これは、農作物の生産性と品質を最大化するための重要な手段です。
◆農作物の収穫と保存の新手法:
農作物の収穫後の品質を維持し、食品ロスを防ぐための新たな収穫方法や保存技術を開発します。
◆スマート農業ソリューションの開発:
農作物の健康状態や成長をリアルタイムで監視するためのICTベースのソリューションを開発します。これには、遠隔センシング、人工知能、機械学習などの技術が利用されます。
◆農業教育プログラムの開発:
新たな農業技術や管理手法を農家や学生に教えるための教育プログラムを設計します。これには、ワークショップやトレーニングコース、オンライン学習プラットフォームの開発などが含まれます。
◆畜産技術の開発:
動物の健康管理、飼料の改良、繁殖技術など、畜産業の生産性と持続可能性を向上させる新たな技術を開発します。
◆環境負荷が低い農業方法の開発:
農業が環境に与える影響を最小限に抑えるための新たな農業方法を設計します。
これには、有機農業、減農薬農業、環境保全型農業などが含まれます。
◆農作物の品質試験サービスの開発:
農作物の品質や安全性を評価するための新たな試験方法や標準を設定します。
これには、病害虫の検出、残留農薬の分析、栄養成分の分析などが含まれます。
◆気候変動に対する対策の開発:
気候変動の影響に対応し、農作物の生産性を維持するための新たな対策を開発します。
これには、耐熱性や耐乾性のある新品種の開発、灌漑システムの改善などが含まれます。
◆農産物加工技術の開発:
新たな食品製品を生み出すための農産物加工技術を開発します。これには、新たな食品加工技術や保存技術の開発が含まれます。
◆水利施設や灌漑システムの改善:
農作物の成長に最適な水供給を確保するための新たな灌漑システムや水利施設を設計します。
◆農業政策の評価と改善提案:
既存の農業政策を評価し、その効果を最大化するための改善案を提案します。
◆農業コンサルティングサービスの開発:
新しい農業技術や方法を広く普及させ、農家の成功をサポートするためのコンサルティングサービスを提供します。

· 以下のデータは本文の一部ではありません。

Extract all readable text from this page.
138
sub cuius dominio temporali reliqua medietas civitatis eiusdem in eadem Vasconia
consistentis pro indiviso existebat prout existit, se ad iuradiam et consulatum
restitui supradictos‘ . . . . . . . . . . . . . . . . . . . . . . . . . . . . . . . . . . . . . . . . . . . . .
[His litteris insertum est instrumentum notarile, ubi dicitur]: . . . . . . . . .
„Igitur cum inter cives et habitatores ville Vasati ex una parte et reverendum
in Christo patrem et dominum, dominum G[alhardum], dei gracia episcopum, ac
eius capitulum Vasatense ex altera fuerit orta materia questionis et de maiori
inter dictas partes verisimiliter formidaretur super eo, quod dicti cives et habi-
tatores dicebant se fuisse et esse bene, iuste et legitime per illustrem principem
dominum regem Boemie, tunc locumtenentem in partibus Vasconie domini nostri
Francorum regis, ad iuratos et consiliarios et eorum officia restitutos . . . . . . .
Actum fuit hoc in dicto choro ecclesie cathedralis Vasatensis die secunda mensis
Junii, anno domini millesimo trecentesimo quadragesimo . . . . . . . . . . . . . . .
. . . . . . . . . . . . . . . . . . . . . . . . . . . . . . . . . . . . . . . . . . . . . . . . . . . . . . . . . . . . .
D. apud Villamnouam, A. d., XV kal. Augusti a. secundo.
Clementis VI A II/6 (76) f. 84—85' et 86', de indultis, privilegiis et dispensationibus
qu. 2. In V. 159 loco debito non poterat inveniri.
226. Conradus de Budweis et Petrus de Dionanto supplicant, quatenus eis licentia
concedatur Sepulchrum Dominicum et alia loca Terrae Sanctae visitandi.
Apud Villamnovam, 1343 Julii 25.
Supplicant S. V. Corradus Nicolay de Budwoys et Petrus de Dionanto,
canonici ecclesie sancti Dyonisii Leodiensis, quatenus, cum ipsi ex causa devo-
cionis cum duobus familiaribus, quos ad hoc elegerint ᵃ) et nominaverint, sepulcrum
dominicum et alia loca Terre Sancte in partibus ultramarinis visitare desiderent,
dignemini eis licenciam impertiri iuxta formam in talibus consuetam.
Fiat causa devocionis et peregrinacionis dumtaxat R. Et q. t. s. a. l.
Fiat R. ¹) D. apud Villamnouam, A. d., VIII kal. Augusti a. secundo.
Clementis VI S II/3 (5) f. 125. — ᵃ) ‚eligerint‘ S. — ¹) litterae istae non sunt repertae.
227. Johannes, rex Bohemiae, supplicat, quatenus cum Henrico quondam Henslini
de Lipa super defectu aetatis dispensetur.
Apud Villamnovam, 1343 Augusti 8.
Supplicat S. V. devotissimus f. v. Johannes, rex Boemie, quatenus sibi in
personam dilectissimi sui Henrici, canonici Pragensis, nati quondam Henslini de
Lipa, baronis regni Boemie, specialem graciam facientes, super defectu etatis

これは、農業のプロフェッショナルが農家や地域の農業組織に対してアドバイスやトレーニングを提供することを含みます。
これらの例は、「製品及びサービスの設計・開発」のプロセスがISO9001の要求事項に基づいて行われることを示しています。それぞれの例では、製品やサービスの開発は顧客のニーズと期待を満たすため、また組織の戦略的な目標と一致するように設計されています。
また、新製品やサービスの開発は、適切なリソースの確保、スケジュールの計画、品質管理とリスク管理の手順の設定、そして成果の評価と改善のためのメカニズムを含む、厳格なプロジェクト管理フレームワークの下で行われます。これらはすべて、ISO9001の要求事項に準拠しています。
以上が「研究機関(農業試験場)」に関する「製品・サービスの設計・開発」の事例です。
マネジメントシステム構築や審査、指導の際の参考になれば幸いです。